LG Rostock (Urteil vom 06.06.1997)

 

Tenor

Auf die Revision des Beklagten wird das Urteil des 3. Zivilsenates des OLG Rostock v. 20.12.1999 aufgehoben.

Auf die Berufung des Beklagten wird - unter Zurückweisung der Anschlussberufung des Klägers - das Urteil der 3. Zivilkammer des LG Rostock v. 6.6.1997 abgeändert:

Die Klage wird abgewiesen.

Der Kläger trägt die Kosten des Rechtsstreits.

Von Rechts wegen

 

Tatbestand

Der Kläger macht als Zwangsverwalter Ansprüche aus einem Pachtvertrag geltend.

Der Beklagte und der an dem Rechtsstreit nicht beteiligte Gesellschafter S. gründeten durch Gesellschaftsvertrag v. 21.12.1992 die "B. und S. Automatenaufstellgesellschaft bR" (fortan: GbR).
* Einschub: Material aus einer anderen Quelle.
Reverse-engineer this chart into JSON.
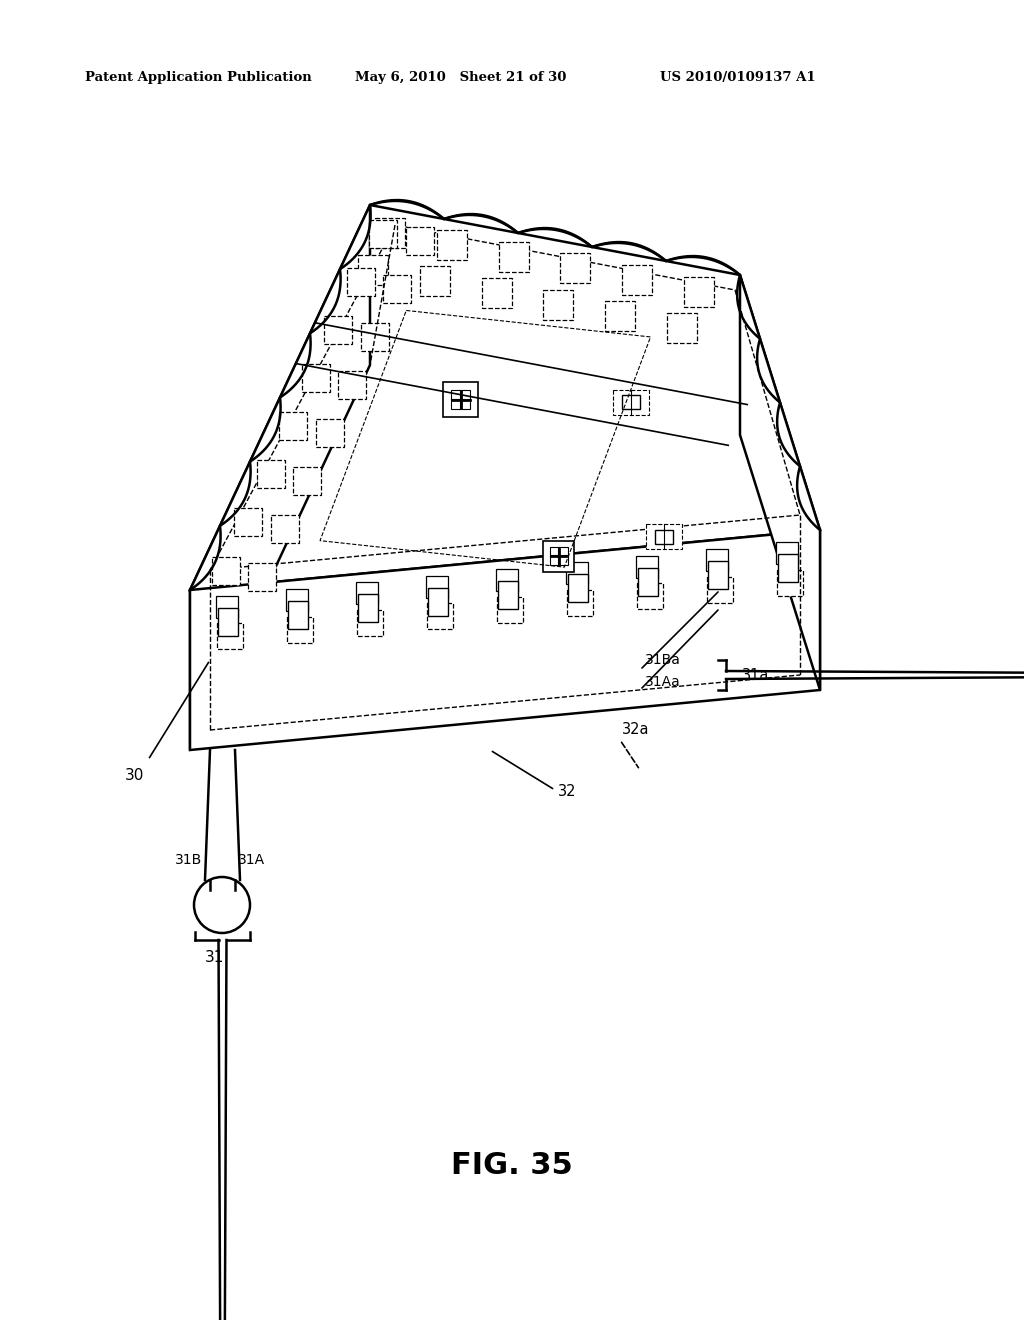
{
  "bg_color": "#ffffff",
  "line_color": "#000000",
  "header_left": "Patent Application Publication",
  "header_mid": "May 6, 2010   Sheet 21 of 30",
  "header_right": "US 2010/0109137 A1",
  "fig_label": "FIG. 35",
  "lw_main": 1.8,
  "lw_thin": 1.2,
  "lw_dash": 1.0
}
Der Gesellschaftsvertrag enthielt in § 3 a Abs. 4 die Regelung, dass die Gesellschafter im Innen- wie im Außenverhältnis lediglich mit dem Gesellschaftsvermögen haften.

Die GbR, vertreten durch den Gesellschafter S., pachtete mit schriftlichem Pachtvertrag v. 30. 8./21.9.1994 von Dr. H. (fortan: Verpächter) das Gastronomieobjekt "Café K. " zu einem monatlichen Pachtzins von 11.500 DM zzgl. Nebenkostenvorauszahlungen von 1.500 DM. Der Verpächter schloss am 1.12.1994 mit dem Beklagten als Vertreter der GbR eine schriftliche Vereinbarung, wonach dieser im Namen und für Rechnung der GbR einen Baukostenzuschuss i. H. v. 100.000 DM zur Verfügung stellen sollte, welcher zweckgebunden für die Fertigstellung des Gastronomieobjekts verwendet und auf die laufenden Pachtzinsen angerechnet werden sollte. Zusätzlich sollten die Kosten der Lüftungsanlage i. H. v. 50.000 DM von der GbR als Baukostenzuschuss übernommen und mit den monatlichen Pachtzinsen verrechnet werden. In einer weiteren Zusatzvereinbarung v. 25.1.1995 vereinbarten die Vertragsparteien, dass der Verpächter weiterhin Konzessionsträger der Gaststätte bleibt und die GbR die Gaststätte im Namen und im Auftrag des Verpächters führt und leitet. Die GbR entrichtete bis einschließlich Mai 1995 den vereinbarten Pachtzins.

Durch Beschl. v. 17.5.1995 ordnete das AG Rostock auf Antrag eines Grundpfandgläubigers die Zwangsverwaltung über das Pachtgrundstück an und bestellte den Kläger zum Zwangsverwalter. Dieser nahm am 7.6.1995 das Grundstück in Besitz und forderte die GbR mit Schreiben v. 29.6.1995 auf, ab Juli 1995 den Pachtzins an ihn zu zahlen. Die GbR entrichtete ab diesem Zeitpunkt die Pachtzinsen weder an den Kläger noch an den Verpächter. Der Kläger kündigte deshalb das Pachtverhältnis mit Schreiben v. 16.8.1995 fristlos.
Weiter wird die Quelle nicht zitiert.